When your client has a clear view of their business cash flow, they can be proactive about managing it and make regular business health checks to spot problems before they happen.
Reducing the risk of errors makes a small business that much easier to run. Tracking expenses separately gives your clients a good idea of how money is spent and helps them plan for the future with confidence. They can look at their expenses, determine which ones take up the bulk of their cash flow, and figure out where they may need to look for cost-savings.
3. Have Everything in Order for an Audit
Separate business accounts are not only important for accurate tax filing – they’ll also keep things in order if the IRS audits your clients’ business. Stress that if there’s a question about whether their venture is a hobby or a business, the IRS checks to see if they have a separate checking account. If they’ve comingled business and personal expenses, there’s a bigger chance of incorrectly categorizing transactions.

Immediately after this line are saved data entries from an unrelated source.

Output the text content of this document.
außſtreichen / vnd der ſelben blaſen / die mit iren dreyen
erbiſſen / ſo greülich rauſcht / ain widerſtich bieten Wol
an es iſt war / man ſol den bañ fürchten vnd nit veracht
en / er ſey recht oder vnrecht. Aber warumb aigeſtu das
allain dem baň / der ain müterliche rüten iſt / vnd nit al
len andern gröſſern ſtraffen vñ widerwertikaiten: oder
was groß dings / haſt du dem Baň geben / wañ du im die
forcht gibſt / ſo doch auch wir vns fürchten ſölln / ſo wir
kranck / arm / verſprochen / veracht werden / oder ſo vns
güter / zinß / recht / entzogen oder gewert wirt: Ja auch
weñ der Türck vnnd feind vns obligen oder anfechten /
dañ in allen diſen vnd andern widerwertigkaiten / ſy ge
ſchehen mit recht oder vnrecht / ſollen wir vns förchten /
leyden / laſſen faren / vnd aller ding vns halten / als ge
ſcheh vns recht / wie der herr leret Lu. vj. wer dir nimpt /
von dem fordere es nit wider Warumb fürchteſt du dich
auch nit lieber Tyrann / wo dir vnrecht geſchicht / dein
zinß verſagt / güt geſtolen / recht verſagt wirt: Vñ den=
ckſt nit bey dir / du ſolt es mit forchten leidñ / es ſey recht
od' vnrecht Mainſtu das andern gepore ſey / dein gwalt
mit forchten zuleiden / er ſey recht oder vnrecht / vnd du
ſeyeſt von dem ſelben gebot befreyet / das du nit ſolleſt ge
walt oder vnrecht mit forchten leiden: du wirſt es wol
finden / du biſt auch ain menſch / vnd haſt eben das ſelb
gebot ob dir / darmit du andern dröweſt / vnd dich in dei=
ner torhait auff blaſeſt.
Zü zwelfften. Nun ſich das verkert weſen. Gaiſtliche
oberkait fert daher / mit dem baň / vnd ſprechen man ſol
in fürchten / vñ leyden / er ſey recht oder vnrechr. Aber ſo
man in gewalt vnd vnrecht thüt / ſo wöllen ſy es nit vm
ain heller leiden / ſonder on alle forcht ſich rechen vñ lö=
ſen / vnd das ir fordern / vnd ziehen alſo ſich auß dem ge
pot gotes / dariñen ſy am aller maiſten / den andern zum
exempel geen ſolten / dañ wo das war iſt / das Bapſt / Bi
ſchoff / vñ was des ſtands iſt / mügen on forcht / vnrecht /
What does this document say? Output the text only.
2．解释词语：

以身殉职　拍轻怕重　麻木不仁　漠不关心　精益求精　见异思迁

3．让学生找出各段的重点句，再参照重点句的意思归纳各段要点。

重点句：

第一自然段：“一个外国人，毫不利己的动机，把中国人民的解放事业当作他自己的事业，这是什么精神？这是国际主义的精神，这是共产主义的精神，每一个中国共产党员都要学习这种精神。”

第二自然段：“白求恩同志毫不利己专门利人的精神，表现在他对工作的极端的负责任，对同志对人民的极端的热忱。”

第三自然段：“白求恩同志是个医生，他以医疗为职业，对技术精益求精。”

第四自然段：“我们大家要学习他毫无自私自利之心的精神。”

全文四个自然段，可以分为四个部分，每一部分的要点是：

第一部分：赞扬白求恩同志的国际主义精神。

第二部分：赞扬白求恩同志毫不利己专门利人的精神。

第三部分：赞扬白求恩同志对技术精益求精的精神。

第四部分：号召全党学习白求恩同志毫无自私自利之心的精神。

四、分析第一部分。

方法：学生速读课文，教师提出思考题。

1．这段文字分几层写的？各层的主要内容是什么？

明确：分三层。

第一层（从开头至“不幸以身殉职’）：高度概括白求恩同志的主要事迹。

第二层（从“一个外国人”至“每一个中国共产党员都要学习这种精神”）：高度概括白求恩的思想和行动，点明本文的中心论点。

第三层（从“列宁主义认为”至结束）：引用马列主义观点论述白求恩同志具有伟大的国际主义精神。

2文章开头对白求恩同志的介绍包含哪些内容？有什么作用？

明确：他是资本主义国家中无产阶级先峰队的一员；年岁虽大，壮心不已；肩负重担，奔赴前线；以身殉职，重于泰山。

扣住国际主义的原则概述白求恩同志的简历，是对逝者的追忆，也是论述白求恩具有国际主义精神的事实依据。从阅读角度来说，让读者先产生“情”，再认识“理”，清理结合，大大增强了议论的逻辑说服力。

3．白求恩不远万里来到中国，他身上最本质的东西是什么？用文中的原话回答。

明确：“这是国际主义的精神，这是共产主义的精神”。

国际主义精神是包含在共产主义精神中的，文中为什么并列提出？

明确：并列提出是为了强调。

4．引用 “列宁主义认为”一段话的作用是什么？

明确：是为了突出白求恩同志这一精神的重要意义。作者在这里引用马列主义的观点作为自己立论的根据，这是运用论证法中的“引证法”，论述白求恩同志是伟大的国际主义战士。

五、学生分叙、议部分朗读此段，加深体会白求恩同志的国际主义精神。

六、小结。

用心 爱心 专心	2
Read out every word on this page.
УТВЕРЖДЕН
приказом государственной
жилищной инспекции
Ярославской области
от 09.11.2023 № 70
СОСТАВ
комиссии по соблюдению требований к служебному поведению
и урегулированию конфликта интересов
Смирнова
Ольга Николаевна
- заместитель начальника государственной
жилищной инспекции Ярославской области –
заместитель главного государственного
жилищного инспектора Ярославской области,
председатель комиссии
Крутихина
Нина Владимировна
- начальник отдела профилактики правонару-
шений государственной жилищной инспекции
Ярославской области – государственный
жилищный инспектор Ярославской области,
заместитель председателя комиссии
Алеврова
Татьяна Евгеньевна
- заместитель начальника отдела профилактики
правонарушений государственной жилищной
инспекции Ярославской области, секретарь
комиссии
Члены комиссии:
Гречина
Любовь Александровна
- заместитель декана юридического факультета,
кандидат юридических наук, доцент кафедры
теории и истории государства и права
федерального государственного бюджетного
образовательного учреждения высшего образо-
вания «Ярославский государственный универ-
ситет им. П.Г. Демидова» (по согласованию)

In fact, many correspondence audits focus on one area of the return. If your client’s Schedule C is chosen for an audit, they’re required to submit bank statements to the IRS. Do they really want to submit their personal financial information if they don’t have to? Separating finances will make for a less painful tax audit.
Advise your clients to set up a business checking account where they understand the fine print, fees, and balance requirements. Make sure they also have the supporting documentation the IRS can request for any business deduction claimed, including the expense amount, where and when it was made, and the business purpose.
4. Build Business Credit and Profile
Small business owners typically rely on their personal credit and assets to fund their business. Banks won’t consider okaying a loan or providing credit to any person or entity that doesn’t have a credit history. Opening a business bank account and credit card is an important step that will build their business’ credit profile.
Using a business credit card shrewdly for business expenses only helps to increase their business credit card limit. This is especially critical when it comes time to make significant business purchases down the road with lower interest rates.
It’s also worth noting, a business credit card won’t always impact a personal credit score. In some cases, the interest paid on a company credit card is deductible as a business expense.
5. Know the Sales Tax Obligations
Is your client’s business classification a good fit? If they’ve started as a sole proprietor, they may have grown so that it makes sense to file as an LLC or take advantage of tax savings by making an S-Corp election.
If your client formed a corporation or LLC, then they are required by law to separate business and personal finances. That’s because a corporation or LLC is a distinct legal entity from the business owners. So it also needs its own bank account and tax identifier number.
This separation also minimizes a business owner’s personal liability. If the company is sued, the plaintiff can try to show that your client has mixed their personal and business finances, and come after their personal assets.
Talk to your clients about whether it makes sense to change their business entity. There are costs to do this, so your professional advice can help them with a cost-benefit analysis and get their financial ducks in a row.
The nice thing about these five steps is that these are all relatively simple changes that can really help your clients from a taxation point of view and set up their business for growth.